Как решился незаметный, тихий, изо всех сил старающийся удержаться на самом трудном факультете труднейшего вуза парень из подмосковного дачного поселка, откуда взял смелость ухаживать за первой отличницей и активисткой, секретарем комсомола Полиной Бойко, было для всех загадкой. Для всех, но не для нее. К пятому курсу стала ощущать странное беспокойство, то чувство растерянности перед непонятным и опасным, что происходило в ней. Ночи стали длинными и рваными, как старая кинолента. Такая уютная прежде, допотопная кровать с никелированными шарами превратилась в горбящееся сломанными пружинами, скрипящее при каждом движении жаркое, бессонное ложе. Храп усталой, намаявшейся за день матери доводил до злобных бессильных слез. Полина научилась причмокивать, храп смолкал, мать бормотала бессвязное, переворачивалась на другой бок, но уже через минуту храп раздавался снова. Да еще тетка за гобеленовой занавеской по нескольку раз за ночь щелкала выключателем ночника, чтоб принять очередные шарики гомеопатического лекарства. Была помешана на своем здоровье.
Утром просыпалась разбитая, с головной болью, с коричневыми тенями под глазами. Мать ахала, уговаривала показаться отцу ученицы, хорошему доктору по нервным болезням, просила сократить общественные и комсомольские нагрузки, а тетка смотрела тусклым всеведающим оком глубоководной рыбы и усмехалась понимающе. Как-то пришла и поставила на письменный стол Полины пузырек с лиловыми таблетками.
— Что это? — спросила Полина.
— Таблетки Бехтерева, — коротко ответила тетка, — принимай, очень помогают, и еще холодный душ утром.

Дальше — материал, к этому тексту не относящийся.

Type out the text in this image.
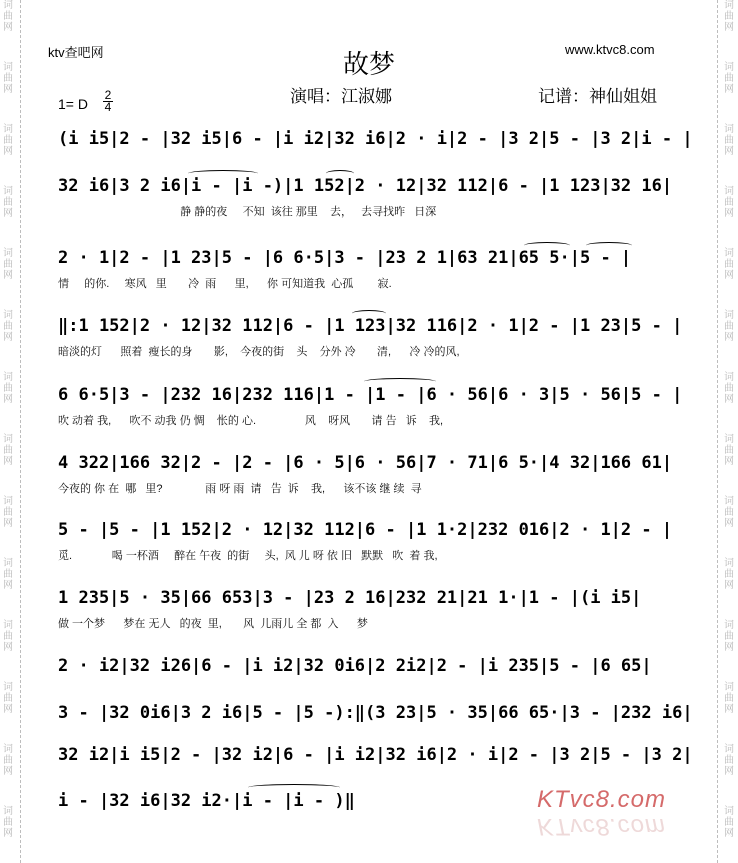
词
曲
网
词
曲
网
词
曲
网
词
曲
网
词
曲
网
词
曲
网
词
曲
网
词
曲
网
词
曲
网
词
曲
网
词
曲
网
词
曲
网
词
曲
网
词
曲
网
词
曲
网
词
曲
网
词
曲
网
词
曲
网
词
曲
网
词
曲
网
词
曲
网
词
曲
网
词
曲
网
词
曲
网
词
曲
网
词
曲
网
词
曲
网
词
曲
网
ktv查吧网	www.ktvc8.com
故梦
演唱：江淑娜	记谱：神仙姐姐
1= D
2
4
(i i5|2 - |32 i5|6 - |i i2|32 i6|2 · i|2 - |3 2|5 - |3 2|i - |
32 i6|3 2 i6|i - |i -)|1 152|2 · 12|32 112|6 - |1 123|32 16|
静 静的夜     不知  该往 那里    去，   去寻找昨   日深
2 · 1|2 - |1 23|5 - |6 6·5|3 - |23 2 1|63 21|65 5·|5 - |
情     的你.     寒风   里       冷  雨      里,      你 可知道我  心孤        寂.
‖:1 152|2 · 12|32 112|6 - |1 123|32 116|2 · 1|2 - |1 23|5 - |
暗淡的灯      照着  瘦长的身       影,    今夜的街    头    分外 冷       清,      冷 冷的风,
6 6·5|3 - |232 16|232 116|1 - |1 - |6 · 56|6 · 3|5 · 56|5 - |
吹 动着 我,      吹不 动我 仍 惆    怅的 心.                风    呀风       请 告   诉    我,
4 322|166 32|2 - |2 - |6 · 5|6 · 56|7 · 71|6 5·|4 32|166 61|
今夜的 你 在  哪   里?              雨 呀 雨  请   告  诉    我,      该不该 继 续  寻
5 - |5 - |1 152|2 · 12|32 112|6 - |1 1·2|232 016|2 · 1|2 - |
觅.             喝 一杯酒     醉在 午夜  的街     头,  风 儿 呀 依 旧   默默   吹  着 我,
1 235|5 · 35|66 653|3 - |23 2 16|232 21|21 1·|1 - |(i i5|
做 一个梦      梦在 无人   的夜  里,       风  儿雨儿 全 都  入      梦
2 · i2|32 i26|6 - |i i2|32 0i6|2 2i2|2 - |i 235|5 - |6 65|
3 - |32 0i6|3 2 i6|5 - |5 -):‖(3 23|5 · 35|66 65·|3 - |232 i6|
32 i2|i i5|2 - |32 i2|6 - |i i2|32 i6|2 · i|2 - |3 2|5 - |3 2|
i - |32 i6|32 i2·|i - |i - )‖	KTvc8.com
KTvc8.com
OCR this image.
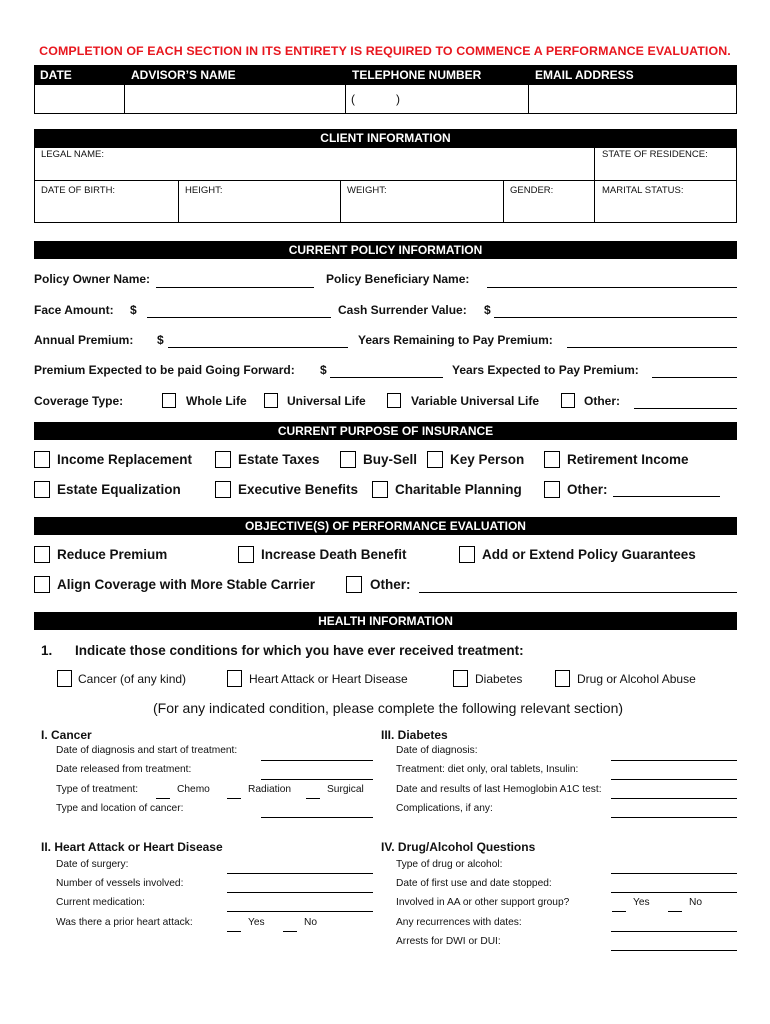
COMPLETION OF EACH SECTION IN ITS ENTIRETY IS REQUIRED TO COMMENCE A PERFORMANCE EVALUATION.
DATE	ADVISOR’S NAME	TELEPHONE NUMBER	EMAIL ADDRESS
(	)
CLIENT INFORMATION
LEGAL NAME:	STATE OF RESIDENCE:
DATE OF BIRTH:	HEIGHT:	WEIGHT:	GENDER:	MARITAL STATUS:
CURRENT POLICY INFORMATION
Policy Owner Name:	Policy Beneficiary Name:
Face Amount: $	Cash Surrender Value: $
Annual Premium: $	Years Remaining to Pay Premium:
Premium Expected to be paid Going Forward: $	Years Expected to Pay Premium:
Coverage Type:	Whole Life	Universal Life	Variable Universal Life	Other:
CURRENT PURPOSE OF INSURANCE
Income Replacement	Estate Taxes	Buy-Sell Key Person	Retirement Income
Estate Equalization	Executive Benefits	Charitable Planning	Other:
OBJECTIVE(S) OF PERFORMANCE EVALUATION
Reduce Premium	Increase Death Benefit	Add or Extend Policy Guarantees
Align Coverage with More Stable Carrier	Other:
HEALTH INFORMATION
1. Indicate those conditions for which you have ever received treatment:
Cancer (of any kind)	Heart Attack or Heart Disease	Diabetes	Drug or Alcohol Abuse
(For any indicated condition, please complete the following relevant section)
I. Cancer
Date of diagnosis and start of treatment:
Date released from treatment:
Type of treatment:	Chemo	Radiation	Surgical
Type and location of cancer:
III. Diabetes
Date of diagnosis:
Treatment: diet only, oral tablets, Insulin:
Date and results of last Hemoglobin A1C test:
Complications, if any:
II. Heart Attack or Heart Disease
Date of surgery:
Number of vessels involved:
Current medication:
Was there a prior heart attack:	Yes	No
IV. Drug/Alcohol Questions
Type of drug or alcohol:
Date of first use and date stopped:
Involved in AA or other support group?	Yes	No
Any recurrences with dates:
Arrests for DWI or DUI:
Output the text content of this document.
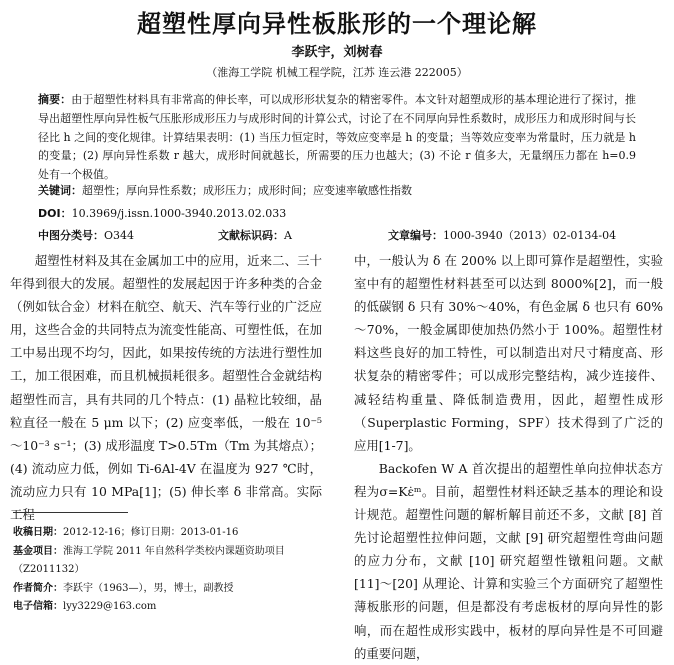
超塑性厚向异性板胀形的一个理论解
李跃宇，刘树春
（淮海工学院 机械工程学院，江苏 连云港 222005）
摘要：由于超塑性材料具有非常高的伸长率，可以成形形状复杂的精密零件。本文针对超塑成形的基本理论进行了探讨，推导出超塑性厚向异性板气压胀形成形压力与成形时间的计算公式，讨论了在不同厚向异性系数时，成形压力和成形时间与长径比 h 之间的变化规律。计算结果表明：(1) 当压力恒定时，等效应变率是 h 的变量；当等效应变率为常量时，压力就是 h 的变量；(2) 厚向异性系数 r 越大，成形时间就越长，所需要的压力也越大；(3) 不论 r 值多大，无量纲压力都在 h=0.9 处有一个极值。
关键词：超塑性；厚向异性系数；成形压力；成形时间；应变速率敏感性指数
DOI：10.3969/j.issn.1000-3940.2013.02.033
中图分类号：O344	文献标识码：A	文章编号：1000-3940（2013）02-0134-04

超塑性材料及其在金属加工中的应用，近来二、三十年得到很大的发展。超塑性的发展起因于许多种类的合金（例如钛合金）材料在航空、航天、汽车等行业的广泛应用，这些合金的共同特点为流变性能高、可塑性低，在加工中易出现不均匀，因此，如果按传统的方法进行塑性加工，加工很困难，而且机械损耗很多。超塑性合金就结构超塑性而言，具有共同的几个特点：(1) 晶粒比较细，晶粒直径一般在 5 μm 以下；(2) 应变率低，一般在 10⁻⁵～10⁻³ s⁻¹；(3) 成形温度 T>0.5Tm（Tm 为其熔点）；(4) 流动应力低，例如 Ti-6Al-4V 在温度为 927 ℃时，流动应力只有 10 MPa[1]；(5) 伸长率 δ 非常高。实际工程

中，一般认为 δ 在 200% 以上即可算作是超塑性，实验室中有的超塑性材料甚至可以达到 8000%[2]，而一般的低碳钢 δ 只有 30%～40%，有色金属 δ 也只有 60%～70%，一般金属即使加热仍然小于 100%。超塑性材料这些良好的加工特性，可以制造出对尺寸精度高、形状复杂的精密零件；可以成形完整结构，减少连接件、减轻结构重量、降低制造费用，因此，超塑性成形（Superplastic Forming，SPF）技术得到了广泛的应用[1-7]。

Backofen W A 首次提出的超塑性单向拉伸状态方程为σ=Kε̇ᵐ。目前，超塑性材料还缺乏基本的理论和设计规范。超塑性问题的解析解目前还不多，文献 [8] 首先讨论超塑性拉伸问题，文献 [9] 研究超塑性弯曲问题的应力分布，文献 [10] 研究超塑性镦粗问题。文献 [11]～[20] 从理论、计算和实验三个方面研究了超塑性薄板胀形的问题，但是都没有考虑板材的厚向异性的影响，而在超性成形实践中，板材的厚向异性是不可回避的重要问题，

收稿日期：2012-12-16；修订日期：2013-01-16
基金项目：淮海工学院 2011 年自然科学类校内课题资助项目（Z2011132）
作者简介：李跃宇（1963—），男，博士，副教授
电子信箱：lyy3229@163.com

Полина хотела сказать что-нибудь злое, насмешливое, но, посмотрев на увядшее, измученное кремами и притирками лицо родственницы, на плоскую грудь, замаскированную толстой с начесом кофтой, на шелковый платочек, скрывающий дряблость шеи, промолчала.
Бехтеревка и холодные обтирания по утрам в кухне над жестяным тазом действительно помогли. А тут еще экзамены в аспирантуру — ее единственную со всего курса оставили в институте — и тяжелые ночи забылись, да и не было их, пролетели незаметно над учебниками, даже храпа не замечала. А днем выступления на студенческих собраниях, на митингах, посвященных знаменательным датам, занятия на кафедре, долгие беседы с научным руководителем — знаменитым ученым. И уже не саднило, не грызло завистливое, тяжелое на бедных студенческих свадьбах-пирушках. Легкомысленные красотки и бойкие дурнушки, ее соученицы, словно сговорившись, одна за другой выходили замуж. Полина радовалась их счастью искренне: у нее была своя дорога, и жизнь казалась наполненной до предела, и впереди ждало и манило что-то пока еще не очень ясное, но несравнимо более притягательное, чем обычная стезя заботливой матери семейства, словно бы заранее со скучной предопределенностью уготованная подругам судьбою.